[ 
https://issues.apache.org/jira/browse/DRILL-6385?page=com.atlassian.jira.plugin.system.issuetabpanels:comment-tabpanel&focusedCommentId=16573938#comment-16573938
 ] 

Sorabh Hamirwasia commented on DRILL-6385:
------------------------------------------

For ScanBatch issue:

> Initially, I worried about the performance of the RemovingRecordBatch's 
> setupNewSchema() while generating different output schema of ScanBatch by 
> applying RuntimeFilter with an assumption implementation of the 
> RemovingRecodBatch's setupNewSchema() to generate dynamic codes.But actually 
> RemovingRecodBatch's setupNewSchema() does not generate dynamic codes. So the 
> changed implementation has reduced some complexity to judge whether to output 
> a schema with SV2 or NONE.

Since this PR has changed the encoding of _ScanBatch_ to SV2, the downstream 
operator to _ScanBatch_ can be any other operator which can accept an incoming 
with SV2 container like _Filter, RemovingRecordBatch, Limit, etc._ So the cost 
of generated code will be there based on operator downstream to ScanBatch. 
There are 2 things:
 - If output container type of _ScanBatch_ is modified at run time then there 
will be cost paid by downstream operator like _Filter_ to generate code in 
_setupNewSchema_. Also ScanBatch will generate more _OK_NEW_SCHEMA_ with this 
change which can result in frequent query failure depending upon operators 
downstream which doesn't support schema change post _BuildSchema_ phase like 
_Sort, HashAgg, etc_

 - If output container type of _ScanBatch_ is changed to _SV2_ for all cases 
then there will regression for query where _RuntimeFilter_ is not used. The 
reason being there will be an extra copy involved downstream of _ScanBatch_ to 
move from SV2 to SVNone

*To resolve above issues there are below options:*
 * At planning time decide if _RuntimeFilter_ can be applied to this query or 
not. If it can be applied then insert a _Filter_ Operator downstream of Scan 
operator. This Filter operator needs to be a different operator as it will get 
the filter condition at runtime and has to generate code then to evaluate all 
the incoming records . This filter will have all the logic for 
_applyRuntimeFilter_. This might be complex to implement and require a new 
Filter operator as well.
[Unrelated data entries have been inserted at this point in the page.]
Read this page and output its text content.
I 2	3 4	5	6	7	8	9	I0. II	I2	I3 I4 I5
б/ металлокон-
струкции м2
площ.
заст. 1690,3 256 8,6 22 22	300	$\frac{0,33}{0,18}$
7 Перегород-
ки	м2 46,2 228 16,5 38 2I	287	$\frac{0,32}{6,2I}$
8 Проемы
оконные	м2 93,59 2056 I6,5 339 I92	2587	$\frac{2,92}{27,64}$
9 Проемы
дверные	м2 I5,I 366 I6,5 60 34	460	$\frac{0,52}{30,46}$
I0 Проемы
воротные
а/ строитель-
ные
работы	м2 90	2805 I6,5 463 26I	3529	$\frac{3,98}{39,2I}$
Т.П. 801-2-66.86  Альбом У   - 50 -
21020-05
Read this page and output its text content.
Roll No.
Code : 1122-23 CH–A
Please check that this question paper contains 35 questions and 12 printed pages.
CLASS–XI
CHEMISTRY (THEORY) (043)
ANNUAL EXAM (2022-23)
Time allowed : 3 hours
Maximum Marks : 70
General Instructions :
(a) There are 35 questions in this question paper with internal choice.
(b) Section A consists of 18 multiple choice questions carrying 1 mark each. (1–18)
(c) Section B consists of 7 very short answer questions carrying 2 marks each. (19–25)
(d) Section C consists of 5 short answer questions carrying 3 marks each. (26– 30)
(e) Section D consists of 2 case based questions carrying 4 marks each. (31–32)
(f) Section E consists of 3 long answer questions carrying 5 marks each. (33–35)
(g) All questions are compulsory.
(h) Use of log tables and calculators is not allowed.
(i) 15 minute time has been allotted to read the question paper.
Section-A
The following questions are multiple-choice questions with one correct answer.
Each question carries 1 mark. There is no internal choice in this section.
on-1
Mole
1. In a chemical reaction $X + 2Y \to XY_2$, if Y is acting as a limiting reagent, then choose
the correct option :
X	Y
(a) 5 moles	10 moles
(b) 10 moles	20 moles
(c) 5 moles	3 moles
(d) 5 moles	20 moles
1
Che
Not sure if existing Filter operator can be used for 
this purpose or not. But this will make sure Filtering is done only for 
selective query and other queries will be unaffected. The issues mentioned in 
points above will be taken care of.
 * Generate SV2 container all the time from ScanBatch for all case and provide 
a new mechanism for SV2 which knows if any records is filtered out from actual 
input container or not. For cases when none of the record is filter it will do 
direct transfer of buffers rather than row by row copy. To achieve this may be 
we can do below:
 introduce a parameter in SelectionVector2 to have _originalRecordCount_ which 
will be set to incoming Record count at object creation time. 
 1) Introduce a new parameter in SelectionVector2 named _originalRecordCount_ 
which will be initialized to incoming or originalBatch recordCount during 
creation time. For existing constructor of _SelectionVector2_ pass this value 
as MAX_INT.
 2) _SelectionVector2_ population will happen in the existing way.
 3) Provide a new method like _public boolean doFullTransfer()_ which will do 
below:

{code:java}
// Some comments here
public boolean doFullTransfer()
{
    return (recordCount == originalRecordCount);
}
{code}
4) In _RemovingRecordBatch_ when _copyRecords_ is called in _doWork()_. It will 
call an override implementation of _copyRecords_ in _AbstractSV2Copier_ which 
will do below:
{code:java}
@Override
public int copyRecords(int index, int recordCount) throws SchemaChangeException 
{ 
    if (sv2.doFullTransfer()) {
       for(TransferPair tp : pairs){
        tp.transfer();
      }
      container.setRecordCount(incoming.getRecordCount());
      return recordCount;
    } else {
       super.copyRecords(index, recordCount);
    }
}
{code}

Above approach will also help with optimization of existing FilterRecordBatch 
which will not have any records filtered out. But we need to make sure that for 
cases when multiple operator are present which accepts SV2 container the actual 
_originalRecordCount_ is transferred all the way in operator tree upto 
RemovingRecordBatch otherwise there will be issues.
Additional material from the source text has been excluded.